Jean Lèques « le dernier des géants »

Jean Lèques « le dernier des géants »

03 juin 2022

Politique

Le 28 mai 1999, le premier gouvernement collégial de la Nouvelle-Calédonie, réuni autour du président Jean Lèques, est élu par le Congrès.

Le 28 mai 1999, le premier gouvernement collégial de la Nouvelle-Calédonie, réuni autour du président Jean Lèques, est élu par le Congrès.

L’ancien premier édile de Nouméa et président du premier gouvernement de la Nouvelle-Calédonie est décédé, mercredi 1er juin, à l’âge de 90 ans. Acteur et témoin privilégié de l’histoire de la Nouvelle-Calédonie, sa disparition a suscité de nombreuses réactions, autant des personnalités politiques  que des institutions. Tous ont tenu à saluer son immense carrière et son engagement profond pour l'entente entre tous.

Ce vendredi matin, tous les drapeaux ont été mis en berne sur les bâtiments institutionnels de la ville de Nouméa, et les autorités du pays, se sont retrouvées dans la salle d’honneur de la mairie pour rendre un vibrant hommage au « dernier des géants ». Sa disparition à 90 ans marque « la fin de l’un des derniers grands témoins d’une époque », a indiqué le président du Congrès Roch Wamytan.
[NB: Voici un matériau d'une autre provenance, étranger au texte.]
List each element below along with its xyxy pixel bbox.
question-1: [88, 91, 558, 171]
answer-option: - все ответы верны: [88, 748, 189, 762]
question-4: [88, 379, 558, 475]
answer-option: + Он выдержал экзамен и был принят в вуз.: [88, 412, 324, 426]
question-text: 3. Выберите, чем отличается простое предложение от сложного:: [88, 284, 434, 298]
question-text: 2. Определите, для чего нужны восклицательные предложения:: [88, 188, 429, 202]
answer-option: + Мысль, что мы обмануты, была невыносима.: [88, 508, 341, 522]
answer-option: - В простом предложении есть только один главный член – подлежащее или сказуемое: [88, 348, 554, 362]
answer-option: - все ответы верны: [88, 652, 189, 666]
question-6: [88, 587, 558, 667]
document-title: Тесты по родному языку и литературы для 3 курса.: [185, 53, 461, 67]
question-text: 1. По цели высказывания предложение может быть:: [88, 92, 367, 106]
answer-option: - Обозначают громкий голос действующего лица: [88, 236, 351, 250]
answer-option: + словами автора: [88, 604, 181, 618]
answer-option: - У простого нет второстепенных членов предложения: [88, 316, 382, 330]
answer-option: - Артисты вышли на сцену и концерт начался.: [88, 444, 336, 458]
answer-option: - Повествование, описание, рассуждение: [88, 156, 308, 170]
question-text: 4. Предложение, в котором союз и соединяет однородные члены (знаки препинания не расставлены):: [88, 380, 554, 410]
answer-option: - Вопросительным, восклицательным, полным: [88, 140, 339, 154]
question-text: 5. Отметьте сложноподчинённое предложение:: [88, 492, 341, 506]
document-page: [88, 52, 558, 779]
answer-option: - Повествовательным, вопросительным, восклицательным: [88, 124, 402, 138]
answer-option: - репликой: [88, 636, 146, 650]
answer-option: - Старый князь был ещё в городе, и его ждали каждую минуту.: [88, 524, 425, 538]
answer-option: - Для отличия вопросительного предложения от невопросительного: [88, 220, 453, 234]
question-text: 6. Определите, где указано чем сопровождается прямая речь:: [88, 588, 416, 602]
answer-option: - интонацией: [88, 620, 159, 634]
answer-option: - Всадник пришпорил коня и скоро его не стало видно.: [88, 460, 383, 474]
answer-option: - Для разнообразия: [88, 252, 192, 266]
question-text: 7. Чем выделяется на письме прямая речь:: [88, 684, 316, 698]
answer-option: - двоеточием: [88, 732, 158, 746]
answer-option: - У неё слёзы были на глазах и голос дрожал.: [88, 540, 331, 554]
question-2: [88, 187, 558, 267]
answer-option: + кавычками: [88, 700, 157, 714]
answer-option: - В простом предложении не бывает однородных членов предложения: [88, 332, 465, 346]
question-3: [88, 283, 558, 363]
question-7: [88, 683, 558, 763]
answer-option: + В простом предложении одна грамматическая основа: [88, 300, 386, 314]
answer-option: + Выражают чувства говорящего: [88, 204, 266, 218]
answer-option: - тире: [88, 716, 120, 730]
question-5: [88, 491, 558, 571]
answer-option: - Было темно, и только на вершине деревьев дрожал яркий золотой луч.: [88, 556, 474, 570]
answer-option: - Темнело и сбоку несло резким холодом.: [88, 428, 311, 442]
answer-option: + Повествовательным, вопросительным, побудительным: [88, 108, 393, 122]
L’ancien maire de Nouméa de 1986 à 2014, a durablement marqué la capitale de son empreinte. « Qui mieux que lui ou plus que lui pouvait incarner Nouméa ? Je n’ai jamais vu une telle fusion entre un homme et une ville », s’est rappelé le député Philippe Gomès. « Sa bienveillance, sa mémoire extraordinaire et ses talents d'orateur » ont également marqué le membre du gouvernement Thierry Santa. Celui qui sillonnait les rues de sa ville à la rencontre de ses administrés et que tous les Calédoniens nommaient affectueusement « Fifils » a donné à Nouméa le visage qu'on lui connaît aujourd'hui.

Homme de consensus

Autre trait de personnalité : la volonté de rechercher le consensus le plus large possible. L’ex-militant de l’Union calédonienne, parti fonder son propre parti en 1971, le Mouvement libéral calédonien, a participé à toutes les discussions sur l’avenir institutionnel de la Nouvelle-Calédonie. Présent à la table ronde de Nainville-les-Roches en 1983, signataire des accords de Matignon-Oudinot, puis de l’accord de Nouméa, il était animé par les « valeurs humaines de la République et reconnaissait volontiers les valeurs coutumières même s’il lui arrivait de ne pas être toujours d’accord », a précisé Roch Wamytan. Fervent catholique, son engagement en politique était indissociable de sa foi et de ses valeurs calquées sur la doctrine sociale de l'Église.

Premier président du gouvernement

Élu pour la première fois à l’Assemblée territoriale (rebaptisée Congrès du territoire, puis Congrès de la Nouvelle-Calédonie en 1999) en juillet 1967, Jean Lèques a tout présidé ou presque, pendant les quatre décennies suivantes : l’Assemblée territoriale à quatre reprises entre 1970 et 1985, la région Sud de 1985 à 1986, et enfin le gouvernement de la Nouvelle-Calédonie, de 1999 à 2001. Premier à présider à la destinée du gouvernement collégial, institution nouvelle et unique issue de l’accord de Nouméa signé en 1998, « il a bien tenu la barre, même s’il lui a fallu de la patience et de l’autorité », a précisé Philippe Gomès. Pendant son mandat, il a notamment initié le début du chantier des transferts de compétences et la signature du pacte social avec les partenaires sociaux en 2000, qui a permis au smic d’atteindre les 100 000 francs.

Un hommage exceptionnel

Maire honoraire de Nouméa depuis 2014, Jean Lèques avait été élevé au rang de grand officier de la Légion d’honneur par le président de la République Emmanuel Macron, qui lui avait remis cette décoration en mai 2018, lors d’un déplacement à Nouméa. L'un de ses derniers engagements politiques a été la présidence d'un Comité des sages, mis en place par l'ancien premier ministre Edouard Philippe, pour veiller à la bonne tenue de la campagne du premier référendum sur l'indépendance en 2018. Il n’y a pas de doutes, pour Philippe Gomès, «  les Calédoniens ne sont pas prêts d’oublier Jean Lèques ». « J’espère que son modèle nous aidera à préparer un pays à la hauteur de sa mémoire, un pays où nous serons tous en paix », a conclu son fils, Pierre-Henri Lèques.